PELAJARI PENYEBAB BANJIR CIREBON | KITA TUNGGU LANGKAH KDM SELANUTNYA

CIREBON – Gubernur Jawa Barat Dedi Mulyadi (KDM) melakukan kunjungan lapangan ke wilayah terdampak banjir di Cirebon, Jawa Barat, untuk memetakan akar permasalahan yang kerap melanda warga saat musim penghujan tiba. Dalam tinjauan yang dilakukan mulai dari kawasan Kalijaga hingga wilayah Arjasari, KDM mengidentifikasi adanya kombinasi masalah teknis, ekologis, hingga dampak pembangunan yang kurang terencana.

Bukan sekadar blusukan, KDM secara mendalam mempelajari sirkulasi air yang menyebabkan permukiman warga terendam hingga setinggi atap jembatan.

Identifikasi Akar Masalah: Pendangkalan dan Sampah

Dalam dialognya dengan warga di Blok Kalijaga, KDM menemukan bahwa banjir di wilayah tersebut sering kali merupakan kiriman dari wilayah hulu di Kuningan. Namun, volume air yang besar tidak mampu tertampung karena kondisi sungai yang memprihatinkan.

“Banjir disebabkan oleh sungai yang mengalami penyempitan, pendangkalan, dan penumpukan sampah. Ini sering kali disebabkan oleh kecerobohan manusia juga,” ujar KDM saat berbincang dengan warga setempat.

KDM mencatat setidaknya ada tiga sungai utama yang menjadi titik krusial, yakni Sungai Cikalong, Sungai Suba, dan Sungai Larangan. Di beberapa titik, aliran sungai tertahan oleh bangunan liar, termasuk gudang yang berdiri tepat di atas saluran air, yang menyebabkan efek bottleneck (penyempitan) aliran air.

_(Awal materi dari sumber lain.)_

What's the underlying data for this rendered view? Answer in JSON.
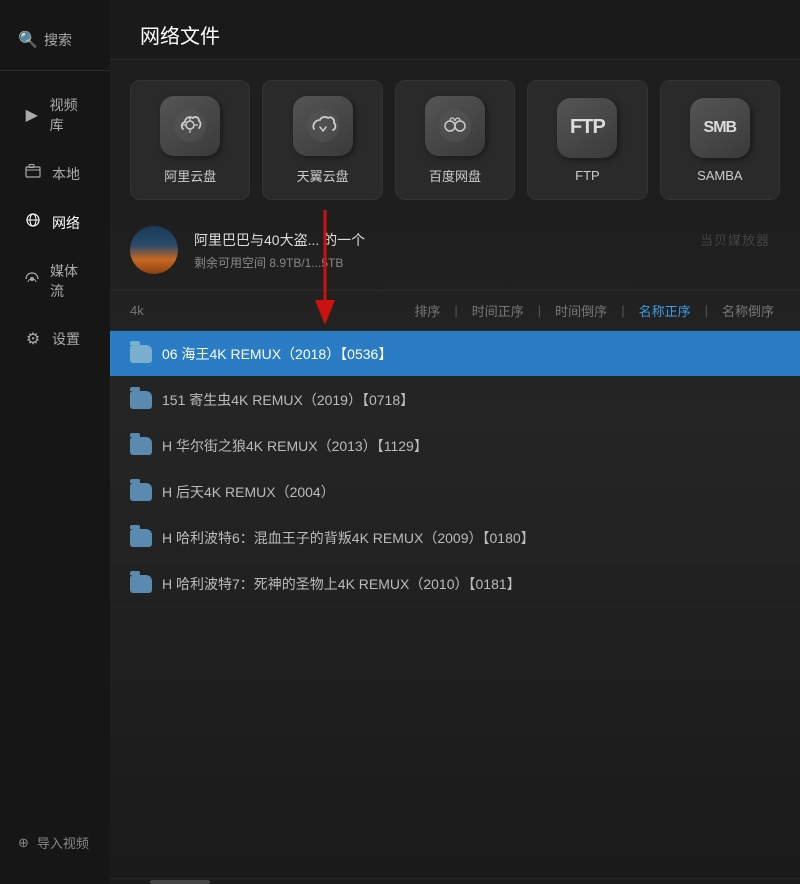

Dampak Alih Fungsi Lahan Menjadi Perumahan

Salah satu temuan menarik dalam tinjauan ini adalah kondisi Perumahan Banjar Wangunan yang sering terendam banjir. Berdasarkan keterangan warga, lokasi perumahan tersebut dulunya merupakan lahan rawa, sawah, dan kebun tebu yang secara alami berfungsi sebagai daerah resapan air.

KDM menyoroti bahwa perubahan fungsi lahan menjadi permukiman yang posisinya berada di bawah level jalan dan sungai, tanpa sistem drainase yang memadai, menjadi pemicu utama penderitaan warga.

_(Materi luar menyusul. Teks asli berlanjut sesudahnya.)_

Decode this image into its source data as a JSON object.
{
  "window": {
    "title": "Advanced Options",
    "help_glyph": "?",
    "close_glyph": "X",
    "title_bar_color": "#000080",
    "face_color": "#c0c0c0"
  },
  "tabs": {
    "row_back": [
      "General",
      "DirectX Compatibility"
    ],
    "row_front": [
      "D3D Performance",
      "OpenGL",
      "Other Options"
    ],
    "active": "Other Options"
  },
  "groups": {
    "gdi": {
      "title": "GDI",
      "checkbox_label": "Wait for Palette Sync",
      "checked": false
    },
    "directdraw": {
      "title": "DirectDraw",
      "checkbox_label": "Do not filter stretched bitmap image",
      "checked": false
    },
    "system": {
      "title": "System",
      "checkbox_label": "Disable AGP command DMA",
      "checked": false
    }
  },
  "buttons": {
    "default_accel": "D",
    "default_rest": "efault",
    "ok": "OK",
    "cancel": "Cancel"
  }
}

“Dulunya rawa dan kebun tebu, sekarang jadi perumahan tapi posisinya di bawah. Ditambah sungainya menyempit dan dangkal, lengkap sudah penderitaannya,” tegas KDM.

Interaksi Humanis: Memborong Burung Perkutut

Di sela-sela pemantauan banjir, suasana haru sekaligus jenaka tercipta saat KDM bertemu dengan Ibu Titin, seorang pedagang burung yang juga penggemar beratnya. Ibu Titin mengaku bermimpi bertemu KDM semalam sebelumnya. Tanpa ragu, KDM memborong sekitar 150 ekor burung perkutut milik Ibu Titin senilai Rp 3.000.000 beserta kandangnya untuk dilepaskan di Lembur Pakuan.

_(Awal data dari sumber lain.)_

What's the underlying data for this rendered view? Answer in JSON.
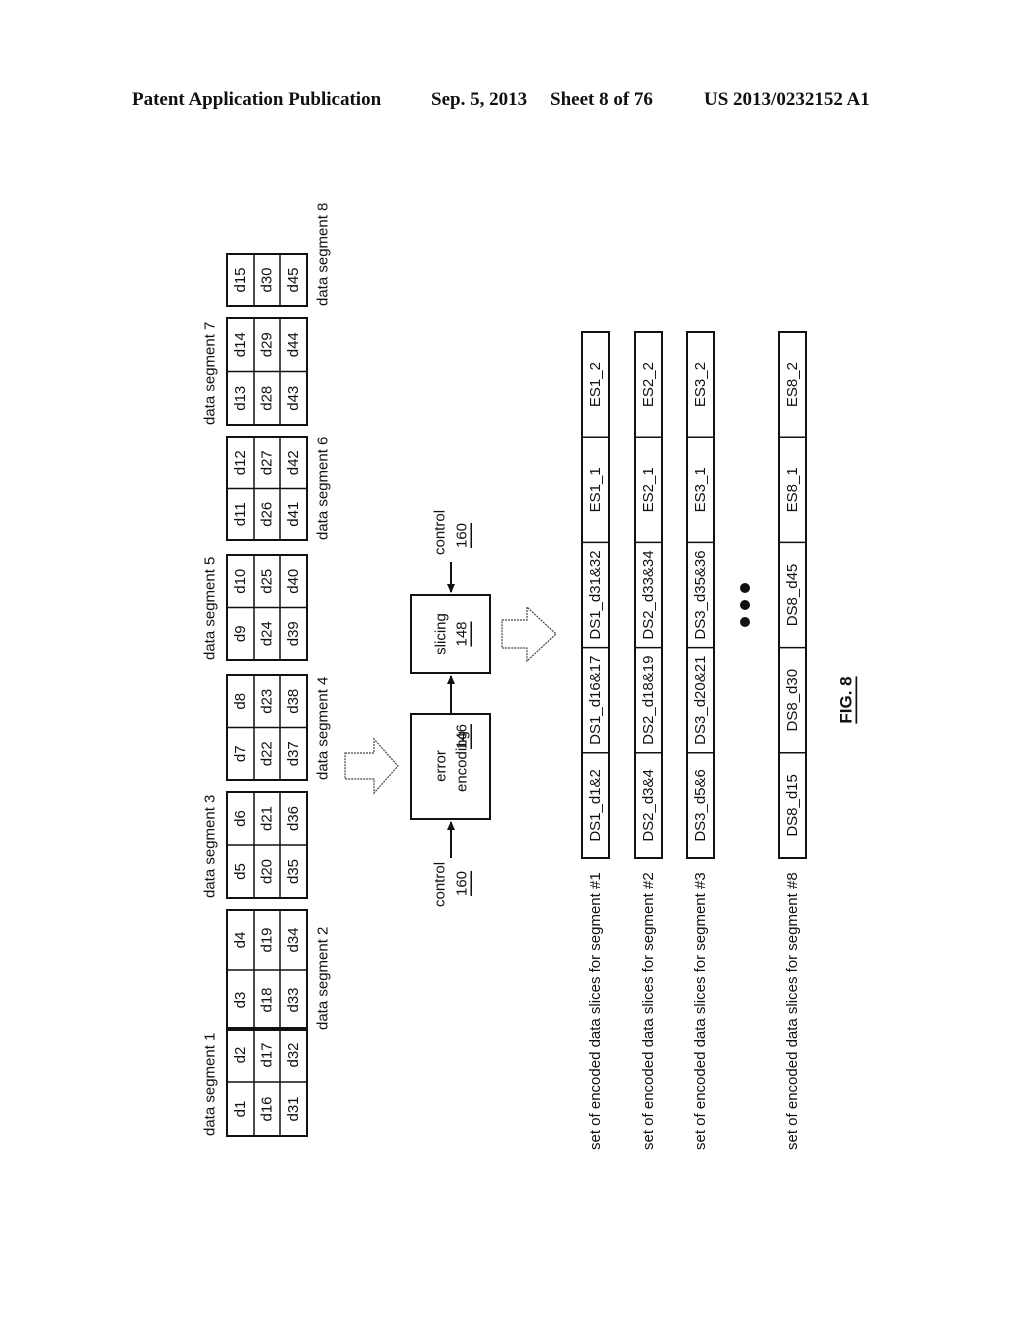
{
  "header": {
    "left": "Patent Application Publication",
    "date": "Sep. 5, 2013",
    "sheet": "Sheet 8 of 76",
    "pubno": "US 2013/0232152 A1"
  },
  "figure_label": "FIG. 8",
  "data_segments": [
    {
      "label": "data segment 1",
      "columns": [
        [
          "d1",
          "d16",
          "d31"
        ],
        [
          "d2",
          "d17",
          "d32"
        ]
      ]
    },
    {
      "label": "data segment 2",
      "columns": [
        [
          "d3",
          "d18",
          "d33"
        ],
        [
          "d4",
          "d19",
          "d34"
        ]
      ]
    },
    {
      "label": "data segment 3",
      "columns": [
        [
          "d5",
          "d20",
          "d35"
        ],
        [
          "d6",
          "d21",
          "d36"
        ]
      ]
    },
    {
      "label": "data segment 4",
      "columns": [
        [
          "d7",
          "d22",
          "d37"
        ],
        [
          "d8",
          "d23",
          "d38"
        ]
      ]
    },
    {
      "label": "data segment 5",
      "columns": [
        [
          "d9",
          "d24",
          "d39"
        ],
        [
          "d10",
          "d25",
          "d40"
        ]
      ]
    },
    {
      "label": "data segment 6",
      "columns": [
        [
          "d11",
          "d26",
          "d41"
        ],
        [
          "d12",
          "d27",
          "d42"
        ]
      ]
    },
    {
      "label": "data segment 7",
      "columns": [
        [
          "d13",
          "d28",
          "d43"
        ],
        [
          "d14",
          "d29",
          "d44"
        ]
      ]
    },
    {
      "label": "data segment 8",
      "columns": [
        [
          "d15",
          "d30",
          "d45"
        ]
      ]
    }
  ],
  "blocks": {
    "error_encoding": {
      "line1": "error",
      "line2": "encoding",
      "ref": "146"
    },
    "slicing": {
      "line1": "slicing",
      "ref": "148"
    },
    "control": {
      "label": "control",
      "ref": "160"
    }
  },
  "encoded_sets": [
    {
      "label": "set of encoded data slices for segment #1",
      "slices": [
        "DS1_d1&2",
        "DS1_d16&17",
        "DS1_d31&32",
        "ES1_1",
        "ES1_2"
      ]
    },
    {
      "label": "set of encoded data slices for segment #2",
      "slices": [
        "DS2_d3&4",
        "DS2_d18&19",
        "DS2_d33&34",
        "ES2_1",
        "ES2_2"
      ]
    },
    {
      "label": "set of encoded data slices for segment #3",
      "slices": [
        "DS3_d5&6",
        "DS3_d20&21",
        "DS3_d35&36",
        "ES3_1",
        "ES3_2"
      ]
    },
    {
      "label": "set of encoded data slices for segment #8",
      "slices": [
        "DS8_d15",
        "DS8_d30",
        "DS8_d45",
        "ES8_1",
        "ES8_2"
      ]
    }
  ]
}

KDM juga memberikan bantuan uang tunai sebesar Rp 700.000 untuk biaya sewa angkutan guna mengirimkan burung-burung tersebut, serta bantuan bagi pedagang kopi lokal yang dagangannya terdampak sepinya pembeli akibat banjir.

Langkah Selanjutnya: Normalisasi dan Koordinasi Lintas Wilayah

KDM menegaskan akan segera berkoordinasi dengan Balai Besar Wilayah Sungai (BBWS) atau Dinas Pengelolaan Sumber Daya Air (PSDA) untuk melakukan pengerukan dan pelebaran sungai. Ia juga berencana meninjau wilayah hulu di Kuningan untuk memastikan area tangkapan air masih terjaga guna meminimalisir debit air kiriman ke Cirebon.

“Kita keruk, kita perbaiki tanggulnya, dan ditinggikan agar air tidak meluap ke permukiman lagi. Saya akan cek walikotanya juga untuk memastikan koordinasi berjalan,” pungkas KDM sebelum melanjutkan perjalanan menuju Tol Ciperna.